My recent dental experience brought me to this site. My dentist extracted a tooth several days ago, telling me it was the cause of the pus seeping from my gums. This was tooth #28, which the dentist had previously said needed to be extracted and replaced with a bridge or implant. That tooth had a root canal and a crown, and gave me no further trouble. There was no crack visible on the X-ray after extracting it. He said the crack was on the lower portion, which I would take to be the pulp. I saw no crack when he showed it to me. How he failed to notice that most of the pus was coming out of tooth #30, and that there was a dental fistula below tooth #30 that was causing the infection I’ll never know. I had made two previous visits to his office to make sure that that bump wasn’t oral cancer and he assured me that it was just a harmless tori. On the day I went in to have #28 extracted he seemed surprised to discover a fistula under #28. There is no other bump there that I’m aware of. So now, instead of extracting #30,which is in a less conspicuous place, and might not even have to be replaced, I’m now stuck with an ugly deformity which will be very expensive to repair. Since i’m planning to leave the country for a month long vacation in October, I declined his offer to extract #30 as well. Although I’m taking an antibiotic so slow the infection I know that’s no cure. There is still pus seeping out around #30 and that’s not a very enjoyable state to be in while on vacation. Don’t know if this an appropriate post for this site, but I thought I’d give it a try. Sorry about the grim details.
I can see the pro dentist leanings in some emails.

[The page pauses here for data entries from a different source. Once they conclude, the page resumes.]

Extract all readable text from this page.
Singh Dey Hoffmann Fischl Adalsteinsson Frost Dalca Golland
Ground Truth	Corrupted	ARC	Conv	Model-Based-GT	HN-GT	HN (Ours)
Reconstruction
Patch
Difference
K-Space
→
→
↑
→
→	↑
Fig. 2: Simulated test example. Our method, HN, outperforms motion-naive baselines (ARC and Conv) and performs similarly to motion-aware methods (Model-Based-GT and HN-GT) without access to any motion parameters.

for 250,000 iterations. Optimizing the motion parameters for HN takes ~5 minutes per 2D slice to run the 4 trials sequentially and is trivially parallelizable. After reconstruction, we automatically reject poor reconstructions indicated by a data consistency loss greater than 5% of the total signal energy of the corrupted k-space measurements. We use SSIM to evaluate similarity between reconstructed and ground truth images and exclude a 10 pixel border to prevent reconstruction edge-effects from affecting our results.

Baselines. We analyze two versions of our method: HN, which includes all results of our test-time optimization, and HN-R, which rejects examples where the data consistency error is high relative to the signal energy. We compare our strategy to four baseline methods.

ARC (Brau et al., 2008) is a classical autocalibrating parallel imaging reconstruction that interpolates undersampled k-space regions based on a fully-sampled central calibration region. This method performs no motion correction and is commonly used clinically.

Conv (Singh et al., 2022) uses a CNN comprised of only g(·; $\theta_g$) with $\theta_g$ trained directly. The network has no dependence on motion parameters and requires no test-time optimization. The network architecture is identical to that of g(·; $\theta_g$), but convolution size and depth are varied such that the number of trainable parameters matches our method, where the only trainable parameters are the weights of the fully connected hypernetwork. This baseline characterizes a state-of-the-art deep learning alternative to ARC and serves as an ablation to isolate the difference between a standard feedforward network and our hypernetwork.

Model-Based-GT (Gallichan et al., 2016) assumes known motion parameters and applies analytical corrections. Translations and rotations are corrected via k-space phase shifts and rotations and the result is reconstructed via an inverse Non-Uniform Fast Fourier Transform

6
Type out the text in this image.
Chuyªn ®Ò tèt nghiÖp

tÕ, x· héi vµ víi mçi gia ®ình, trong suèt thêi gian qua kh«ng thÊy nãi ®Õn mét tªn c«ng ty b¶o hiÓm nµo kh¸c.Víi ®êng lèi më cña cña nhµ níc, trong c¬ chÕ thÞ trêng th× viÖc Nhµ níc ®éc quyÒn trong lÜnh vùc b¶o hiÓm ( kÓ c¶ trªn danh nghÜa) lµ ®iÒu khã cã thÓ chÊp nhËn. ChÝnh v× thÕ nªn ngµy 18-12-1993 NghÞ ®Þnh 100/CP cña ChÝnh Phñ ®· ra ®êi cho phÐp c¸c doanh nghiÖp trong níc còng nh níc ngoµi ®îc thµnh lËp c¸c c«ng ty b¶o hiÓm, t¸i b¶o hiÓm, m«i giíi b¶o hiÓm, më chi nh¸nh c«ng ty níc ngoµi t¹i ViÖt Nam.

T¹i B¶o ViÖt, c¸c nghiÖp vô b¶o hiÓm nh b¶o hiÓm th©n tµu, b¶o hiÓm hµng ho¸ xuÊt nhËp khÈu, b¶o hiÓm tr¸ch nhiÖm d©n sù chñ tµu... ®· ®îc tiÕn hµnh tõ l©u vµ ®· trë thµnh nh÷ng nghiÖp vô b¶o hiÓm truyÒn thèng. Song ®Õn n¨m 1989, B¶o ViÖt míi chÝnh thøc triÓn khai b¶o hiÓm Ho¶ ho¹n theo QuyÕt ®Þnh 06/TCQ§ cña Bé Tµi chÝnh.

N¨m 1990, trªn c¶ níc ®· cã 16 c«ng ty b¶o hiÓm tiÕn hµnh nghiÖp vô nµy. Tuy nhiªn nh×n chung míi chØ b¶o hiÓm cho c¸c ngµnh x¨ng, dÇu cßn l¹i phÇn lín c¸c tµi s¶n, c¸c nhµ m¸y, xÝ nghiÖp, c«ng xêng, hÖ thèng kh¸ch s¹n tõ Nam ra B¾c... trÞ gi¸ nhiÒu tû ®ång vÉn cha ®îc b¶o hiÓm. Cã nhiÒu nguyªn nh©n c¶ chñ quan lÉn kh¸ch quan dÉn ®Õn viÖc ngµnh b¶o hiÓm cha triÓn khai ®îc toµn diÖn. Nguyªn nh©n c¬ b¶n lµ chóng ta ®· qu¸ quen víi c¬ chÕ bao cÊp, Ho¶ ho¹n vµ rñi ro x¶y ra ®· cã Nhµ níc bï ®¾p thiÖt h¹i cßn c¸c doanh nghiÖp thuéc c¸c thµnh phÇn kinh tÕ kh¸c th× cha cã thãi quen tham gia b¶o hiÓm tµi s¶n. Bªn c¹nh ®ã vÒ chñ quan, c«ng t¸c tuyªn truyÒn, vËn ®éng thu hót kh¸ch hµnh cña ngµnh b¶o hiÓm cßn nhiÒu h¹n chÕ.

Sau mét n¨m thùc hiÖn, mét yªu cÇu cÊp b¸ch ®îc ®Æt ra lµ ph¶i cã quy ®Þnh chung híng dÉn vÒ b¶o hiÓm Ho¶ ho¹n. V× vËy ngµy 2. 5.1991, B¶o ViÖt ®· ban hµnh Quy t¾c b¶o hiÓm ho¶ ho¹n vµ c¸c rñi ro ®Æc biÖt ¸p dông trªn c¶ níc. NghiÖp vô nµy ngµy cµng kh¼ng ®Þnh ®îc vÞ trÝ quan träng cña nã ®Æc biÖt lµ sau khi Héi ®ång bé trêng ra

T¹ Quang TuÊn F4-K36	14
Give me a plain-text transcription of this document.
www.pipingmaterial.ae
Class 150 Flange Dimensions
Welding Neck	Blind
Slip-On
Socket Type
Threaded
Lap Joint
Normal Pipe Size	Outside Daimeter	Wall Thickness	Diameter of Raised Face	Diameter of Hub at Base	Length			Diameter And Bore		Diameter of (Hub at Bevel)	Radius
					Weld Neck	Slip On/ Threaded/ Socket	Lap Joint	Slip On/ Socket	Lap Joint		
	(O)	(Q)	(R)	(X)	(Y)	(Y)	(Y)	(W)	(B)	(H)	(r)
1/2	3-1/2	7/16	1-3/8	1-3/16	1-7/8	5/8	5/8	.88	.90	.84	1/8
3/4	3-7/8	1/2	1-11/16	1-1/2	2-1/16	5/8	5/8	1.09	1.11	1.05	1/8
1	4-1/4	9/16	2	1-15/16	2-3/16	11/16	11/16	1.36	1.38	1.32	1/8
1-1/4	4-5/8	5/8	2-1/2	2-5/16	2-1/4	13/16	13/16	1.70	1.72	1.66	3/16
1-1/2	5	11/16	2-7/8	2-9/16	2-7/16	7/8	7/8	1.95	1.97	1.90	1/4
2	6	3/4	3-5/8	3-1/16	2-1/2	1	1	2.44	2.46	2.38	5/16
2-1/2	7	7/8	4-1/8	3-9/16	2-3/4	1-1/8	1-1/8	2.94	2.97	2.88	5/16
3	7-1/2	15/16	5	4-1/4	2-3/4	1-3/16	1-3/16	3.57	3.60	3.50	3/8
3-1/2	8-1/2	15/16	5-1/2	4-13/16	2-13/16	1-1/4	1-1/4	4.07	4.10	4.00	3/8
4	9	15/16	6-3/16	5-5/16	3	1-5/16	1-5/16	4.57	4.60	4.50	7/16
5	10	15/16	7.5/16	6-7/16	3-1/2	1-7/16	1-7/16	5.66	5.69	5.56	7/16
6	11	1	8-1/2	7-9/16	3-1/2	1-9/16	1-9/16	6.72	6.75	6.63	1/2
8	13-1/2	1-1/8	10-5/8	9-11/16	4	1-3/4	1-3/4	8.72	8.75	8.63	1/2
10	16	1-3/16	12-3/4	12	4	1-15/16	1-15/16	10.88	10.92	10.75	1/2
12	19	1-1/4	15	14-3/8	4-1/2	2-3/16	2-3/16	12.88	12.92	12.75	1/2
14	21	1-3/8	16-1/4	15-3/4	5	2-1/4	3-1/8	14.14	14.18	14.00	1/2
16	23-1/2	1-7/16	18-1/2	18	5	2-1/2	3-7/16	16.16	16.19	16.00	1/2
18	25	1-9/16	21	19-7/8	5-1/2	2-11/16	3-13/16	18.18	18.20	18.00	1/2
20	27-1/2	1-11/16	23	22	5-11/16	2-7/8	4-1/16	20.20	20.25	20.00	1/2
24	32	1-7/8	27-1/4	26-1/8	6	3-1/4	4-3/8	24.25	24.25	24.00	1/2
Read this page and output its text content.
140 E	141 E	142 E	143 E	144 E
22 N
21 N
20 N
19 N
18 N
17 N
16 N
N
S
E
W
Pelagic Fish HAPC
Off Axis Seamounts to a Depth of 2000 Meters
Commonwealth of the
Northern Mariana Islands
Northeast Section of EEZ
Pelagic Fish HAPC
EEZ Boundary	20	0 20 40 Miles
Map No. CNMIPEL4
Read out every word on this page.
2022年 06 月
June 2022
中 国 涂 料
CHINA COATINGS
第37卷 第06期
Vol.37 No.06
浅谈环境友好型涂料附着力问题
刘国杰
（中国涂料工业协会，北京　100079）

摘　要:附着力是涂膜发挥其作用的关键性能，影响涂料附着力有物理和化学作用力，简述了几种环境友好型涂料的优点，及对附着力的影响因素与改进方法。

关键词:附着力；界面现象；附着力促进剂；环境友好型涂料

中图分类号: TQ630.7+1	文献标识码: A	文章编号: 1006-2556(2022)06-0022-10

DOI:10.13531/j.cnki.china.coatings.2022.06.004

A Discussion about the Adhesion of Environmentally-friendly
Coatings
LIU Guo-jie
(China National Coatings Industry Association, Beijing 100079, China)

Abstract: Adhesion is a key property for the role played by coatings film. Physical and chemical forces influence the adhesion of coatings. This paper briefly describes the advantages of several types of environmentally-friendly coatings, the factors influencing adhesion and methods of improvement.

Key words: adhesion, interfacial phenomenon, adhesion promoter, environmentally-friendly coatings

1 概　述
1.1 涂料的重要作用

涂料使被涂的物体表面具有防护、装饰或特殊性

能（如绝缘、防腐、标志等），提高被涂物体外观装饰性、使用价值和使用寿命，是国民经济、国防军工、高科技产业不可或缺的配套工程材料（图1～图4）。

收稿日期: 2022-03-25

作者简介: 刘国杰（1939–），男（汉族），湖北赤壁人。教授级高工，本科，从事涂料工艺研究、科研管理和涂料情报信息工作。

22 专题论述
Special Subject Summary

Why the dentist lobby doesn’t let the dental hygienists take over some responsibilities…a pro patient step as it would reduce some cost in dental health.
Please… let’s not get bogged down in the fluoridation debate yet again. Instead, let’s get our “representatives” to improve healthcare in all ways, including, of course, dental care, which, as the article shows, is another essential need which is not being met.
Translation. Dentist don’t want people that will sue them . Have a little dignity and u might someday be accepted instead of tacking everything from other people’s hard work the blaming them for all your problems
Fluoridation (Fluoride) is poison – check the poison warning label on the back of your fluoridated toothpaste – hence not the dental miracle ‘vitamin’. Rather, wholesome diet is the key to healthy teeth.
Non-leeching direct to enamel topical fluoridation (ex – varnish) is somewhat beneficial ; general (systemic) dietary fluoridation (ex – fluoridated water) not so much. General dietary fluoridation interferes with many necessary essential nutrient absorptive and metabolic processes.
Anything is poison if you take too much of it, including multivitamins. Check those labels too.
Lording it Loony Logic
Fluoridationist: Fluoridation is needed because poor kids don’t have access to dental care.
Sane person: If politicians, dentists, and public health officials care about poor kids why are they excluding them from dental services?
Fluoridationist: The poor should be grateful for fluoridation because it’s dirt cheap and it’s all they’re going to get.